Bu talebe cevaben TFF'ye yapılan bildirimde, söz konusu yazının kulübe dün saat 16.00'da tebliğ edildiği, böyle önemli bir mevzunun kısa bir süre içinde kulübün ilgili kurullarında karara bağlanmasının fiilen mümkün olmadığı, bu nedenle de bir yanıt verilebilmesinin söz konusu olamayacağının ifade edildiği kaydedildi.
Fenerbahçe Kulübünün şike ile mücadele konusunda UEFA'nın yasal imkanlarının ve sınırlarının bilincinde olunduğu vurgulanan açıklamada, ''Ne var ki, UEFA'nın sözünü ettiğimiz talebinde hukuki bakımdan muğlak olan bir takım hususlar bulunmaktadır ve bu hususlara tüm ilgililerin dikkatini çekmek Türk futbol ailesinin önemli bir ferdi olan kulübümüzün vazifesidir'' denilerek, konuyla ilgili şu sorular yöneltildi:
''UEFA'nın elinde eğer yeterli derecede kanıt ve belge varsa neden kendisi kulübümüz ile ilgili kararı bizzat almamaktadır da bunu ya bizden (tüm yasal haklarımızdan ileriye dönük olarak feragat anlamına gelebilecek) yazılı bir beyanla yahut da TFF'den almasını istediği bir kararla talep etmektedir?
Acaba UEFA, şu an soruşturma safhasında olan, ancak ileride bir kısım yöneticilerimizin yargılanması muhtemel davadan beraat kararı çıkması ve kulübümüz bakımından şikenin söz konusu olmadığının mahkemelerce kesin olarak tespiti ihtimalini değerlendirdiği için mi Şampiyonlar Ligi'ne katılım konusunda sorumluluğu üzerinden atabileceği böyle bir formül ile TFF'ye başvurmuştur?
Yukarıda yer alan maddeden olmak üzere UEFA, ileride kendisine karşı açılması muhtemel, bedeli çok yüksek olacak maddi ve manevi tazminat taleplerinden kaçınmak adına mı olası men kararını TFF'nin vermesini ve böylece hukuki ve mali sorumluluğu Türkiye Futbol Federasyonunun üstlenmesini sağlamaya çalışmaktadır?
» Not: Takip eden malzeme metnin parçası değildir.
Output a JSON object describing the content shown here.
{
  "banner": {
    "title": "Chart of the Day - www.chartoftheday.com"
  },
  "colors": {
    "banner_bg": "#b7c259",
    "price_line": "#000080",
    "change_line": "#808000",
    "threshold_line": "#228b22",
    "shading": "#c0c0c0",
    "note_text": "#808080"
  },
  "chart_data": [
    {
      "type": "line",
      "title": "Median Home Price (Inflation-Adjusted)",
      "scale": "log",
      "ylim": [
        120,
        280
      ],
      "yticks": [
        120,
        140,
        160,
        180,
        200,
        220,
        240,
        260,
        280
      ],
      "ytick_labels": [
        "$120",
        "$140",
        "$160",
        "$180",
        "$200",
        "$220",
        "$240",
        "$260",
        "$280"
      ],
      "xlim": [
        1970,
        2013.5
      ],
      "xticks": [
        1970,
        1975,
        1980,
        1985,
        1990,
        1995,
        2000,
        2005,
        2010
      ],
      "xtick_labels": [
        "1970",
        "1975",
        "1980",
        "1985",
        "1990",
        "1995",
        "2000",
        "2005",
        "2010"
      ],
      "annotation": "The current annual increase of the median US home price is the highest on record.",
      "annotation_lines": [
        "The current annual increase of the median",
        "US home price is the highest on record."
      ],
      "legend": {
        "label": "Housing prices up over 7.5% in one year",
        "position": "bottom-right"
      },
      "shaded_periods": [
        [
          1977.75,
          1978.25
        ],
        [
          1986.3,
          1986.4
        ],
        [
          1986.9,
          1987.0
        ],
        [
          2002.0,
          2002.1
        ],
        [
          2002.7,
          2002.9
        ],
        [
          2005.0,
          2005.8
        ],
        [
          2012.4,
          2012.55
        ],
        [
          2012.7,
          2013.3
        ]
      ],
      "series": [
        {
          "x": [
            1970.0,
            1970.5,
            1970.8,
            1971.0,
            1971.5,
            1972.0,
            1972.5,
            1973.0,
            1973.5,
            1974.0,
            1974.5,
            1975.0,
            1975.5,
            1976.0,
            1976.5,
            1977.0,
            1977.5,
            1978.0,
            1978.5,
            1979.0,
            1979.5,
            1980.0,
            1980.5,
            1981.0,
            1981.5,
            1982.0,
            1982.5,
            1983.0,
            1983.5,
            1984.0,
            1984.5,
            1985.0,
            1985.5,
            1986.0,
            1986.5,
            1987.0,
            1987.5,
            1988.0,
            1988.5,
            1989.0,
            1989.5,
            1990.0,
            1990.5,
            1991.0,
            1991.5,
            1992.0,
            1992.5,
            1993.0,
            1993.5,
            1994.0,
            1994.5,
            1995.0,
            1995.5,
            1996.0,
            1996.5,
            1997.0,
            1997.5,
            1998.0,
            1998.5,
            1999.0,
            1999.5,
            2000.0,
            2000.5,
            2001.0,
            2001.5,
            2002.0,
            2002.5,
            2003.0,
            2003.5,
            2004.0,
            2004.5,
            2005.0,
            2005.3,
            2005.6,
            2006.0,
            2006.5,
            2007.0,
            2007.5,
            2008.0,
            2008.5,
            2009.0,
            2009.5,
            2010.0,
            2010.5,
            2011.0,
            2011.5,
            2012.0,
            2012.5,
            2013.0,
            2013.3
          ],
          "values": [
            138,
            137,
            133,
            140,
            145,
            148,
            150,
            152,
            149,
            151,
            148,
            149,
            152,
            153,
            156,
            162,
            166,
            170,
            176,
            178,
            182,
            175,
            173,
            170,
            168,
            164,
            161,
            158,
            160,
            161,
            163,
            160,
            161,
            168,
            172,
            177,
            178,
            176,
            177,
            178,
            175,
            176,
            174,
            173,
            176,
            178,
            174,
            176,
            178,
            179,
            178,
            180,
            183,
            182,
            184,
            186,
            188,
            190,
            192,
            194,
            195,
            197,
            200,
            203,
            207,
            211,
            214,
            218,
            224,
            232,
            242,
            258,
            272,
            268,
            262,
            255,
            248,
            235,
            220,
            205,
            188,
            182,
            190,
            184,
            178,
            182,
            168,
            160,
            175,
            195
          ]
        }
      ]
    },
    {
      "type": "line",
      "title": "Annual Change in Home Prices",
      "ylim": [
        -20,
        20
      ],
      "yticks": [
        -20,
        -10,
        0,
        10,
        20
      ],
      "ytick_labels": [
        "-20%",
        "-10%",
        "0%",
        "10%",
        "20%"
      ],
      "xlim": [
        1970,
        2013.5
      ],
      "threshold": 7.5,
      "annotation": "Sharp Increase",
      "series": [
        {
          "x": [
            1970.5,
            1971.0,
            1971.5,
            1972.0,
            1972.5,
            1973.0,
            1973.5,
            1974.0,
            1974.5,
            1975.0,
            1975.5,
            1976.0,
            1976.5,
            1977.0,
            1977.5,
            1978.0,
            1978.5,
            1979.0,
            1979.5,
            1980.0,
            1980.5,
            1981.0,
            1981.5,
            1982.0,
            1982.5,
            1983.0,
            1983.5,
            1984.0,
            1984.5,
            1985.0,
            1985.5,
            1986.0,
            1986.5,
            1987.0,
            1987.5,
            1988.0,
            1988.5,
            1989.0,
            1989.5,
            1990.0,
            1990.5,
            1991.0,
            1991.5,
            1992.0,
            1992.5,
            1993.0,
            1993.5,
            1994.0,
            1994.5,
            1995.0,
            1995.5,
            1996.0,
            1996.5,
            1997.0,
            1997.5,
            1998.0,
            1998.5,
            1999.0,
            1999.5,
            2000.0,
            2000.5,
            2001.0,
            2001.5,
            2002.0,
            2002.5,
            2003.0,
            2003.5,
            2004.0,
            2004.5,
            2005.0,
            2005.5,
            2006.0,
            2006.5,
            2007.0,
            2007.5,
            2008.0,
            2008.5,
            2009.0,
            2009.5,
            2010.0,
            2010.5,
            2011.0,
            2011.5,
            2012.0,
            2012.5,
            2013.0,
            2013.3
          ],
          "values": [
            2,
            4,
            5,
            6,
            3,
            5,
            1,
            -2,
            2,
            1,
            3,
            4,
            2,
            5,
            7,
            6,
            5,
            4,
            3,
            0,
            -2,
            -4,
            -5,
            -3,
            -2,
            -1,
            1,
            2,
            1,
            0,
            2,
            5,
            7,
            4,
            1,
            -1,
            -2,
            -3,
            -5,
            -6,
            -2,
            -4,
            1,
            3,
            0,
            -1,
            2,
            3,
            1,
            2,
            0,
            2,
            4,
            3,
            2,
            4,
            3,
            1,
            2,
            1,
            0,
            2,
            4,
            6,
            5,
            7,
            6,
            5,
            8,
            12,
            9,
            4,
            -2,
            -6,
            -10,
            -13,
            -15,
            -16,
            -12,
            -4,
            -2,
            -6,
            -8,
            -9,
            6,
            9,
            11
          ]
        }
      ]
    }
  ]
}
Böyle bir yaklaşım ne derece hukuki sayılabilinir?
UEFA, Avrupa'da önünü alamadığı şike ve bahis skandalları ile alakalı mücadele yönündeki noksanlığını, Türk futbolunun kulüpler bazında Avrupa'daki en üst düzey temsilcisi olan Fenerbahçe'yi bir araç olarak kullanarak mı giderme düşüncesi içerisine girmiştir? Acaba bir Türk takımına ceza vermek suretiyle dünya spor kamuoyuna 'Ben şike ile en ciddi şekilde mücadele ediyorum' mesajı mı verilmek istenmektedir? Diğer bir deyişle Fenerbahçe ve bir anlamda da Türk futbolu, UEFA'nın şike ve bahis ile mücadelesindeki başarısızlığını örtmesi için günah keçisi mi kılınmıştır?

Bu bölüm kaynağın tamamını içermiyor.